Perciò, «chi scandalizzerà uno solo di questi piccoli – grida a sua volta Gesù – è molto meglio per lui che gli venga messa al collo una macina da mulino e sia gettato nel mare» (Mc 9,42).
Le parole non possono essere più chiare e più pesanti! Domandano solo di liberarci il più presto possibile da ogni nostra esclusività! «Se la tua mano ti è motivo di scandalo, tagliala!».
E così fa col tuo piede e il tuo occhio. «È meglio per te entrare nella vita con una mano sola, anziché con le due mani andare nella Geènna, nel fuoco inestinguibile» (Mc 9,43).
Se tutto ciò che hai, non ti serve a stare con gli altri, nella stima più reciproca, buttalo via. È zavorra pericolosa, che è meglio scalpellare via con forza, come faceva Michelangelo con il marmo per liberarne l’anima più profonda, quella che vive a «bicchieri d’acqua», che l’uno scambia all’altro «nel mio nome perché siete di Cristo: in verità io vi dico, non perderà la sua ricompensa» (9,41).

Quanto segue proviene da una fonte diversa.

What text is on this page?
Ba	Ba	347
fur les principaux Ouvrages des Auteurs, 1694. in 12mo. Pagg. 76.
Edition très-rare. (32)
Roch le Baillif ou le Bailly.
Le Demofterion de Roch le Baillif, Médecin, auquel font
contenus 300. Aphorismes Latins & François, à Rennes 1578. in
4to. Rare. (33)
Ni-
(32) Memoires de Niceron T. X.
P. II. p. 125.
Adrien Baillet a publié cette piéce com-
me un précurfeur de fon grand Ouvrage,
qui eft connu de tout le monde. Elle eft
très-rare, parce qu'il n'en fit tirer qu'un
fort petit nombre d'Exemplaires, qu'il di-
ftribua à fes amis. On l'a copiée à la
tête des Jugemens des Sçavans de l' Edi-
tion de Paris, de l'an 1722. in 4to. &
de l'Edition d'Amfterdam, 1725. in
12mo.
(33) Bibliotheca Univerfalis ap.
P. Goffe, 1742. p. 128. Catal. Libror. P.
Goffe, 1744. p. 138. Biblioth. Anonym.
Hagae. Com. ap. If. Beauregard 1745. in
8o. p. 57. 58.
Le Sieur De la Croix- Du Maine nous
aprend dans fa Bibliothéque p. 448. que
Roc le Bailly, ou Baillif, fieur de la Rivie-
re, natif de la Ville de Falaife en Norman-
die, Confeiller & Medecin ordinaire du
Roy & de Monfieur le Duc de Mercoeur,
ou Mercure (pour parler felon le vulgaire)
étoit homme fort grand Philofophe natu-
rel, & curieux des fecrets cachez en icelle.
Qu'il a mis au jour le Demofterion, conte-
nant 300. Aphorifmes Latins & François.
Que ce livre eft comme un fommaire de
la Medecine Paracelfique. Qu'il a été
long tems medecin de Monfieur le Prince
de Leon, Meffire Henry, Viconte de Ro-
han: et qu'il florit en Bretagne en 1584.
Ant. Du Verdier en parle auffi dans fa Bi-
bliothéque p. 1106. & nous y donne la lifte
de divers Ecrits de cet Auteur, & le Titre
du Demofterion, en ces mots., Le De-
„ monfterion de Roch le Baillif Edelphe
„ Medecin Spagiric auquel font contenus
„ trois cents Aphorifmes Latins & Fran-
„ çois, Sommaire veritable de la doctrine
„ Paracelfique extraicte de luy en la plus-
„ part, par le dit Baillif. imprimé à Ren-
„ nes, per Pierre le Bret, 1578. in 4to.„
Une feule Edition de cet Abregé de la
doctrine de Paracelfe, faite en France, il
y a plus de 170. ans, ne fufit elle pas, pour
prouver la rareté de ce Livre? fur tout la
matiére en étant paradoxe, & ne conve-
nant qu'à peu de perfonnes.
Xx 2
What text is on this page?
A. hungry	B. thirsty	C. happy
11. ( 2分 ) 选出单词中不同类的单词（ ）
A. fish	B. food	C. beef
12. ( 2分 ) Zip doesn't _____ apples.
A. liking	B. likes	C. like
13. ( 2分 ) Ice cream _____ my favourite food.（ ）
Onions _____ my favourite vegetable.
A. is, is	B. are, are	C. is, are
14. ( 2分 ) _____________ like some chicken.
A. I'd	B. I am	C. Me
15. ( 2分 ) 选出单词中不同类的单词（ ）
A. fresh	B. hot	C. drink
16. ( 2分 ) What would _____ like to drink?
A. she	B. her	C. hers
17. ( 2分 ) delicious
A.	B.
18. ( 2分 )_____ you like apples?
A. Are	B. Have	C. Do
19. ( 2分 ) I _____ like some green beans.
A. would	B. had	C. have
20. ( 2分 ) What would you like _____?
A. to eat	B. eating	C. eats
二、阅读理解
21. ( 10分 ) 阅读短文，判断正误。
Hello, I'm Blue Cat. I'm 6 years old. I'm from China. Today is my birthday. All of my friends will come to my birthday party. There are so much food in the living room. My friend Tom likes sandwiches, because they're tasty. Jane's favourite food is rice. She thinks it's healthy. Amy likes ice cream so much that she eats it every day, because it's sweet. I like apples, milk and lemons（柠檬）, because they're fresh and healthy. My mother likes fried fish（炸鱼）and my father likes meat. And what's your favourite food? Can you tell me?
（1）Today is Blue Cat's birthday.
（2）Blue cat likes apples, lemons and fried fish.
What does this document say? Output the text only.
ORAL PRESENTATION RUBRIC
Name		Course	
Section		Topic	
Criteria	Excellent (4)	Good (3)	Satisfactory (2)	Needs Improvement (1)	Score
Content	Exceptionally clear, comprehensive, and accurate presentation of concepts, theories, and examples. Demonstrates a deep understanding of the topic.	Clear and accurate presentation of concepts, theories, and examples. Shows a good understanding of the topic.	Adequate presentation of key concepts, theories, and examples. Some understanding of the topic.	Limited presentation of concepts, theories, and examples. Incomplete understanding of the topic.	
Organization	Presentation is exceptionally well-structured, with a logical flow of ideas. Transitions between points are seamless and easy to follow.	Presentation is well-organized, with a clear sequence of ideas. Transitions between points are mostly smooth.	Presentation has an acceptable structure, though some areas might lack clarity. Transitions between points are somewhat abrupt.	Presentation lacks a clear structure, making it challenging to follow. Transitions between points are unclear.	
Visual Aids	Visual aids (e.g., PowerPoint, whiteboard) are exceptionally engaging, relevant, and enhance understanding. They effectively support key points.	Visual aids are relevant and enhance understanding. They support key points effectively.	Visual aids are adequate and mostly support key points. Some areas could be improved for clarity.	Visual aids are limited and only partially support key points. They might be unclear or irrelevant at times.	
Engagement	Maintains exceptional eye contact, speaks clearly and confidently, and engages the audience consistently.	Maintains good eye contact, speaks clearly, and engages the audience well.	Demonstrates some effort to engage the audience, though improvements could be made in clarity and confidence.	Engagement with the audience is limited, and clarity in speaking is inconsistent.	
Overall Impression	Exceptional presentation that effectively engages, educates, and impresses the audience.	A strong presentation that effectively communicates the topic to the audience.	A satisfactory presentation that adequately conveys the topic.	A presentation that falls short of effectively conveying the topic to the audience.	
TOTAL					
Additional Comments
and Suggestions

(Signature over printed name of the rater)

Questo è il bene vero! Ne guadagna il grande mare della carità reciproca, dove tutto è di tutti. «Anche il tuo servo ne è illuminato – conclude il salmo responsoriale – per chi osserva i tuoi precetti è grande il profitto» (Sal 18,12).
frate Silenzio
Sorella allodola
Il bene sta bene con tutti, nell’umiltà e nella pace!
Nella foto: Cristo del Corcovado, Rio de Janeiro; inaugurato nel 1931.